AZEITONAS
I.
Enquanto me recolho ao quarto, balanço a caneta e cultivo o caderno, mal sei do quanto estou para me desapegar, mal sinto sair de mim o que deveras costumo emanar.
Em cada palavra sugada para fora, um pedaço que sai. Menos meu, letra – trás- letra, fragmento que expele e não traz. Menos minha a palavra. Os personagens como recentes rebentos deixarão a fonte para amamentarem-se n’outro seio, n’outro pensamento.
E eis onde nos encontramos jovens. Supermercado Pontes, amostra grátis de groselha derramando, ao fundo azeitonas roxas. Criadora atriz, Matriz escritora. E aí convergem nossos dramas sutis. Dilema.

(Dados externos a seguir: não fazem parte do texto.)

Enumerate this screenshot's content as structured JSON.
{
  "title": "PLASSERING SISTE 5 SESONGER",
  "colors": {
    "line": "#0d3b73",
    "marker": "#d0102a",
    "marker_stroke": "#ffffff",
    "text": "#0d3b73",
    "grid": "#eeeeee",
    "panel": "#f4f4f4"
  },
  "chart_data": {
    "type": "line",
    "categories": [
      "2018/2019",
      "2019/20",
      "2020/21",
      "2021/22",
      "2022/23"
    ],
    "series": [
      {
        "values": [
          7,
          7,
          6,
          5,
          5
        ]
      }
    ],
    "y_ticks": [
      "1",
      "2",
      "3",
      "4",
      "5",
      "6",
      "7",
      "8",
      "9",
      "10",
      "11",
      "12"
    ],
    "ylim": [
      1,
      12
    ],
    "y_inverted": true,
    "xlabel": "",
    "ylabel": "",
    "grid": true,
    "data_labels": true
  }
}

Desfazer-se de um pouco de si pela trama, deixar escoar lentamente pelas pautas, pelos tablados, em cena...
- Será que cultiva?
II.
Cada letra que sai edifica o momento, fomenta, traz ainda mais para perto a cria. Fermenta.
Se antes era eu dona absoluta desses inventos, dona única entre quatro rebocos de cimento, agora quem me vê através deles e lhos lê um pouco em mim, faz-me dona outra vez , me acrescenta um intento.E de novo a nós voltaremos: atriz ; escritora. Voltamos a nos ver pendentes, anos depois. Maduras, sorridentes, matronas. No Pontes já não há mais groselha pingando, nem frente às verdes azeitonas.
- E a criação?
- Cresceu, vai bem.
-Ainda amamenta?
-Já pode ser amamentada por outros, mas vez em quanto, amamenta também.